The origins of the present Section 23(d) in the Revenue Act of
1921 disclose that its adoption was prompted by the plight of
various banking corporations which paid and voluntarily absorbed
the burden of certain local taxes imposed upon their shareholders,
but were not permitted to deduct those payments from gross income.
[
Footnote 6] This history
suggests it is the voluntary assumption of the burden of the tax,
rather than acting as tax collector and paying it for another on
whom the burden falls, which underpins the
Page 322 U. S. 532
deduction. And this is plainly demonstrated by the requirement
that, to be entitled to the deduction, the corporation must not be
reimbursed by the shareholder for paying the tax.
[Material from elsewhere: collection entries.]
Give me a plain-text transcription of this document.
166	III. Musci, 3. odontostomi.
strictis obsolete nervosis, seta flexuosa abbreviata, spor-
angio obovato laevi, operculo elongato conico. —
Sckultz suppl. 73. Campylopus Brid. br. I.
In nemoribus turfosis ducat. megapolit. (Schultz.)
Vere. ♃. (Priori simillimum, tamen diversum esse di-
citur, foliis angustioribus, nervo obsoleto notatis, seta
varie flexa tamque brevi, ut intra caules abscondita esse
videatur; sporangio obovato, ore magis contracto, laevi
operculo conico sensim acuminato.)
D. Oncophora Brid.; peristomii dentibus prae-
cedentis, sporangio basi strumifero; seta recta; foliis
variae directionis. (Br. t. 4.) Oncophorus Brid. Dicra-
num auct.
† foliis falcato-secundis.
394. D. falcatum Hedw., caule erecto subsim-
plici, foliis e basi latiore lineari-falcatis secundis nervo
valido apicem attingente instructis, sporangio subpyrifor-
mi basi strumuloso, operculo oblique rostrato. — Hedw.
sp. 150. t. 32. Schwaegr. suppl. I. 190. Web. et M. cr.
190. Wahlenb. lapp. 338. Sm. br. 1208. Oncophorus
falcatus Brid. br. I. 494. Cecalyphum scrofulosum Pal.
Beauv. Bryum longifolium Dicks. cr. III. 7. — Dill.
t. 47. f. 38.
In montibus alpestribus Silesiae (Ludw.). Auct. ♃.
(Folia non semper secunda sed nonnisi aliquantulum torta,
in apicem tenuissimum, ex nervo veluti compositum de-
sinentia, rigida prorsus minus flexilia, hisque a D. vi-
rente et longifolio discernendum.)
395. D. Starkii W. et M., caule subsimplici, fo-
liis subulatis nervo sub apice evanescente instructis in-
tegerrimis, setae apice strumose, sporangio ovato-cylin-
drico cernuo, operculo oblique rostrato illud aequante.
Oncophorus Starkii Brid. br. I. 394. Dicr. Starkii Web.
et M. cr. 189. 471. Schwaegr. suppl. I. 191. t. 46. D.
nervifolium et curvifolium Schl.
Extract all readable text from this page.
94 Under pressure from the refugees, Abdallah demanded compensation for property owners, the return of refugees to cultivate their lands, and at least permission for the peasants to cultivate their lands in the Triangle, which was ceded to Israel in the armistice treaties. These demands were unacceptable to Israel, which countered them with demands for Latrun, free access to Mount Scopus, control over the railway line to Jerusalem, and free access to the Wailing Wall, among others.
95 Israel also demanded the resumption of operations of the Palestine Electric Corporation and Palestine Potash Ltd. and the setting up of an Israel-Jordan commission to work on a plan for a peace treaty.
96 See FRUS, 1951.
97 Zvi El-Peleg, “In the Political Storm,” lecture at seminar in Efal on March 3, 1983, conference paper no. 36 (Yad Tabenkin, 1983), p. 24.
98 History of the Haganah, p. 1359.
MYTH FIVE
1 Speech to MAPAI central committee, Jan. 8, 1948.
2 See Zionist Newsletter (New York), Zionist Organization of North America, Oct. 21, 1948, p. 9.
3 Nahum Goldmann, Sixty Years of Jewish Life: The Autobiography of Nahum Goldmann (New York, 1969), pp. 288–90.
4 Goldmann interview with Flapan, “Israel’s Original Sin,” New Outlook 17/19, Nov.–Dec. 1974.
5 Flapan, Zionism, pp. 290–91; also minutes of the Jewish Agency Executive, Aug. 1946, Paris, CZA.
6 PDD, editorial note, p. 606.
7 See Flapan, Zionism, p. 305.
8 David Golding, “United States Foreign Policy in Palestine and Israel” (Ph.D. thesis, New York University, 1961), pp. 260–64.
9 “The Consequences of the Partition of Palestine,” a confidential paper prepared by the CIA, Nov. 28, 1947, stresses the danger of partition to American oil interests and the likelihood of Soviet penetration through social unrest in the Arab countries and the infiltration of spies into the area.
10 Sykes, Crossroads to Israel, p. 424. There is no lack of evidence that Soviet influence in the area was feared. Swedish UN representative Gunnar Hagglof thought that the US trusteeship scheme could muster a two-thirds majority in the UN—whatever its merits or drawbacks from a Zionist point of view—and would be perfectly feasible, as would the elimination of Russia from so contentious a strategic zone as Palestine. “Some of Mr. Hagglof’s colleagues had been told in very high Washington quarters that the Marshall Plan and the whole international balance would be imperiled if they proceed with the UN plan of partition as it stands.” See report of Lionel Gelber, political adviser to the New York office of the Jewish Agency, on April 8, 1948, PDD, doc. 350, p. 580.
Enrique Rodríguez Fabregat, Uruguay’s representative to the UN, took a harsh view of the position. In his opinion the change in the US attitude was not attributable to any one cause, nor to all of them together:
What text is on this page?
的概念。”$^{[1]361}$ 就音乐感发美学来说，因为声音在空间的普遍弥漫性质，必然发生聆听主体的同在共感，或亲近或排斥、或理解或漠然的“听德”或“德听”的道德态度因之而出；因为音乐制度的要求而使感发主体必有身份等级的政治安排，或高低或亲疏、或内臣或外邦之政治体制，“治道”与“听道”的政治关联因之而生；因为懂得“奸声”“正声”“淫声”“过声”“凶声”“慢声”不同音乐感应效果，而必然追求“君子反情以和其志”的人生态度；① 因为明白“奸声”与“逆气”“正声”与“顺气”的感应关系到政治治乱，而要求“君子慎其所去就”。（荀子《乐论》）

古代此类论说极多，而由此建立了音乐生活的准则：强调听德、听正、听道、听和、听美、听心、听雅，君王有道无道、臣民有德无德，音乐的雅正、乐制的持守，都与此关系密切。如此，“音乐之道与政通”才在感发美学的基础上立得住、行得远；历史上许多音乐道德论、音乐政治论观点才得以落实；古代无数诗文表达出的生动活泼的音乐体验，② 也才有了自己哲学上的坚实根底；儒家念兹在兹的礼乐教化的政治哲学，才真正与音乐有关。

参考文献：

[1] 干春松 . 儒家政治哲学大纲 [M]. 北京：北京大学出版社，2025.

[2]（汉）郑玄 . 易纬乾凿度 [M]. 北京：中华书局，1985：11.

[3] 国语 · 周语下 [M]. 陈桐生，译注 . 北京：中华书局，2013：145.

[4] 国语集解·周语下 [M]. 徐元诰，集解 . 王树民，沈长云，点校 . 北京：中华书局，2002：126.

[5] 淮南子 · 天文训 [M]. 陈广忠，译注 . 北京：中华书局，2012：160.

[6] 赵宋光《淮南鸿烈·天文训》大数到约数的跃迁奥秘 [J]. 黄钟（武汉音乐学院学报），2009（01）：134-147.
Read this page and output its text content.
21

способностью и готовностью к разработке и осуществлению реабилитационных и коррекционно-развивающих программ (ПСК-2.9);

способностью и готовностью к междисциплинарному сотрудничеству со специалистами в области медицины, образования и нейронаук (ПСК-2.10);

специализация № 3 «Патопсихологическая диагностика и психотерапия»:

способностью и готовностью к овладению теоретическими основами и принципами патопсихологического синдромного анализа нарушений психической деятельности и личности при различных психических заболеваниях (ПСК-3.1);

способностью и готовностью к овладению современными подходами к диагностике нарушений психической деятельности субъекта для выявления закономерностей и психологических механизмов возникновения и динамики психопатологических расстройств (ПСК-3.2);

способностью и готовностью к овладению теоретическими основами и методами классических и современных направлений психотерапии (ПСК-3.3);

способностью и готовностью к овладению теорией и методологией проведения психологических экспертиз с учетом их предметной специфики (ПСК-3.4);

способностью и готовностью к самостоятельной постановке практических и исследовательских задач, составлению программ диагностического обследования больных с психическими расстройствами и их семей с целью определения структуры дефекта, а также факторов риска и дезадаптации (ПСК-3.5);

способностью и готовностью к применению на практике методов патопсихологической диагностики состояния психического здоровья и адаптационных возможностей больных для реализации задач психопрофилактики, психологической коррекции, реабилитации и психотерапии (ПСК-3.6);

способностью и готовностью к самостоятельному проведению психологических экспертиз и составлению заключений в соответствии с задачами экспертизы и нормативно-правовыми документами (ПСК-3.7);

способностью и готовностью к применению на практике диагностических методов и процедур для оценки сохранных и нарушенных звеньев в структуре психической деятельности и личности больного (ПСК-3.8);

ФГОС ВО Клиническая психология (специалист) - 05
To pay the tax
with sums which have been deducted and withheld from dividends
declared and distributed amounts to obtaining the reimbursement
which renders the deduction unavailable. Hence, petitioner cannot
prevail on Section 23(d).
Accordingly, the judgment is
Affirmed.
MR. JUSTICE ROBERTS took no part in the consideration or
decision of this case.
[
Footnote 1]
Treasury Regulation 86, Art. 23(c)(1);
cf. Treasury
Regulation 65, Art. 131; Treasury Regulation 69, Art. 131; Treasury
Regulation 74, Art. 151; Treasury Regulation 77, Art. 151.
[
Footnote 2]
Wisconsin Laws of 1935, c. 505, § 3 as amended by Wisconsin
Laws of 1935, c. 552. The Act was subsequently amended (Wisconsin
Laws of 1937, c. 233; c. 309, § 3 Wisconsin Laws of 1939,
c.198; Wisconsin Laws of 1941, c. 63, § 3; Wisconsin Laws of
1943, c. 367, § 2), but the amendments leave the present
question unaffected.
[
Footnote 3]
The Act is set out in full in
Wisconsin v. J. C. Penney
Co., 311 U. S. 435, at
note *.
[
Footnote 4]
I.T. 3002, XV-2 Cum.Bull. 142-143 (1936).
[
Footnote 5]
Section 23(d) provides:
"Taxes of Shareholder Paid by Corporation. The deduction for
taxes allowed by subsection (c) shall be allowed to a corporation
in the case of taxes imposed upon a shareholder of the corporation
upon his interest as shareholder which are paid by the corporation
without reimbursement from the shareholder, but in such cases no
deduction shall be allowed the shareholder for the amount of such
taxes."
[
Footnote 6]
Hearings before Committee on Finance on H.R. 8245, U.S. Senate,
67th Cong., 1st Sess. 250-251.
Compare, e.g., Eliot National
Bank v. Gill, 218 F. 600;
National Bank of Commerce in St.
Louis v. Allen, 223 F. 472;
First National Bank v.
McNeel, 238 F. 559.
MR. JUSTICE JACKSON.
Since I think this tax was not one on the corporation
(
see dissent in
International Harvester Company v.
Wisconsin Department of Taxation, ante, p.
322 U. S.
445), I see no basis for the corporation to claim a
deduction under § 23(c) of the Revenue Act of 1934. The tax
was on the stockholder, and it was paid by the corporation. The
Company would be entitled to deductions under § 23(d) if it
were not reimbursed. The credit given to the corporation against a
declared dividend is, in my opinion, a "reimbursement" of the
corporation for payment of the tax if the Wisconsin Taxing Act is
valid. Notwithstanding dissenting views on that subject, I consider
myself now bound by the conclusion of the Court. Hence, I agree
that no right to a deduction exists.